FixSense
Features

GitHub Issues

Automatically create and track GitHub Issues for every CI test failure.

Overview

FixSense can automatically create a GitHub Issue for every failing test it detects. This gives your team a trackable artifact for recurring failures — directly in your repo's issue tracker.

How It Works

  1. Test fails in CI — FixSense analyzes the failure as usual
  2. Issue created — A new GitHub Issue is opened with the failure details, root cause, and suggested fix
  3. Recurring failures — If the same test fails again, FixSense adds a comment to the existing issue instead of creating a duplicate
  4. Auto-closed on fix — When the test passes again (e.g., after an auto-fix is merged and verified), FixSense automatically closes the issue

What's Included in Each Issue

  • Test name and error message
  • AI-generated root cause analysis
  • Flakiness score
  • Suggested fix
  • Related code changes
  • Link to the CI run and PR
  • Auto-fix agent result (if applicable)

Labels

FixSense automatically creates and manages these labels in your repository:

LabelMeaning
failsenseAll FixSense-tracked issues
failsense:flakyTest has a high flakiness score (70+)
failsense:fixedAuto-fix agent successfully created a fix

Enable / Disable

GitHub Issues tracking is enabled by default for all plans.

To toggle it:

  1. Open your FixSense Dashboard
  2. Find the GitHub Issues toggle in the usage section
  3. Click ON or OFF

When disabled, FixSense still analyzes failures and posts PR comments — it just skips issue creation.

Deduplication

FixSense searches for an existing open issue with the same test name before creating a new one.

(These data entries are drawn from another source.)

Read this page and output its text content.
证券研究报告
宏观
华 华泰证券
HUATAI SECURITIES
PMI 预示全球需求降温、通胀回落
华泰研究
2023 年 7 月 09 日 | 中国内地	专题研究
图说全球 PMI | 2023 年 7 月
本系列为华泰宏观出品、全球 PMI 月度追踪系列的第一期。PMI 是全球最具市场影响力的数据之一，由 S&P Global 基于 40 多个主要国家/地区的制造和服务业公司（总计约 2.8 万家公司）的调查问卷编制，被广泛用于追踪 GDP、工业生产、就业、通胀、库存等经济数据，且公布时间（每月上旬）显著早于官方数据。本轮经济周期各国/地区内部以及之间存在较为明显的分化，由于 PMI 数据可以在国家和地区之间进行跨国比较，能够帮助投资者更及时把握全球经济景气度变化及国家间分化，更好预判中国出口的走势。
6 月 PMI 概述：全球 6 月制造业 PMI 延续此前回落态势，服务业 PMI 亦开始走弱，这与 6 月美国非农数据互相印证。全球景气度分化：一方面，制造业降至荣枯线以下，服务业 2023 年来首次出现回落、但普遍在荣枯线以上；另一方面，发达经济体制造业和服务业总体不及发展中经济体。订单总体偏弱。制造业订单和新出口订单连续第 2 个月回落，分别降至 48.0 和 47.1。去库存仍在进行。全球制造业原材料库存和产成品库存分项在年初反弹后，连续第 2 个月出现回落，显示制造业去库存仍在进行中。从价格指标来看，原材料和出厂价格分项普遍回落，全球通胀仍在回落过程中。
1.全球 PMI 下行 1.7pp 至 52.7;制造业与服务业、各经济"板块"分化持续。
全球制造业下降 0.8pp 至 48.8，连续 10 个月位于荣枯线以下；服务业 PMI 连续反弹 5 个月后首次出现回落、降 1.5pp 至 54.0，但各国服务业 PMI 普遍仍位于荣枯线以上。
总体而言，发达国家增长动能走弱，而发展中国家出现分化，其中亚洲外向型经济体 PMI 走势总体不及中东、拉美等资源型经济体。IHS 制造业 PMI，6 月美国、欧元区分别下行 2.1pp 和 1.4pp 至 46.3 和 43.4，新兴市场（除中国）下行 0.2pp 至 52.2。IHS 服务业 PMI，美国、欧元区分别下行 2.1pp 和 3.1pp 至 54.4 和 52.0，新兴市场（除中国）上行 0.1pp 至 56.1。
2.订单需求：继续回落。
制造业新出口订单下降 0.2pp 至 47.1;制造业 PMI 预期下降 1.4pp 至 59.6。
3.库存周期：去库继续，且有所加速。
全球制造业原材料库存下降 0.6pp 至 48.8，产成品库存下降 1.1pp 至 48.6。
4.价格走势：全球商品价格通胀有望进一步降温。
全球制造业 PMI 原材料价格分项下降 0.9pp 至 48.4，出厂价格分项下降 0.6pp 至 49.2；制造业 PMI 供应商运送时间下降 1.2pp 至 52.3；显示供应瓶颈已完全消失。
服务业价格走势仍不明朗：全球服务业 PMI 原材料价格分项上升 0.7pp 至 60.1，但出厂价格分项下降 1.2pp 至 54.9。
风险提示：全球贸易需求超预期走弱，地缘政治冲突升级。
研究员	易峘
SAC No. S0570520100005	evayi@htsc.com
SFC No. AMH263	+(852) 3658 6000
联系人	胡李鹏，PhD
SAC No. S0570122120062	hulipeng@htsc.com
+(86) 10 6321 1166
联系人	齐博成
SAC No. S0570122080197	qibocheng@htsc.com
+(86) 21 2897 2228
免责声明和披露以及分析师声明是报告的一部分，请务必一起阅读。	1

If found, it adds a comment with the new occurrence details. This prevents issue spam for flaky or repeatedly failing tests.

FAQ

Will this create too many issues? No. FixSense deduplicates by test name — recurring failures update the existing issue instead of creating new ones. Flaky tests are labeled so you can filter them.

Can I use this with my existing issue workflow? Yes. FixSense issues are regular GitHub Issues. You can add them to projects, assign them to team members, or reference them in PRs like any other issue.

What happens when I disable and re-enable? Disabling stops new issue creation. Existing issues remain open. Re-enabling resumes issue creation for new failures.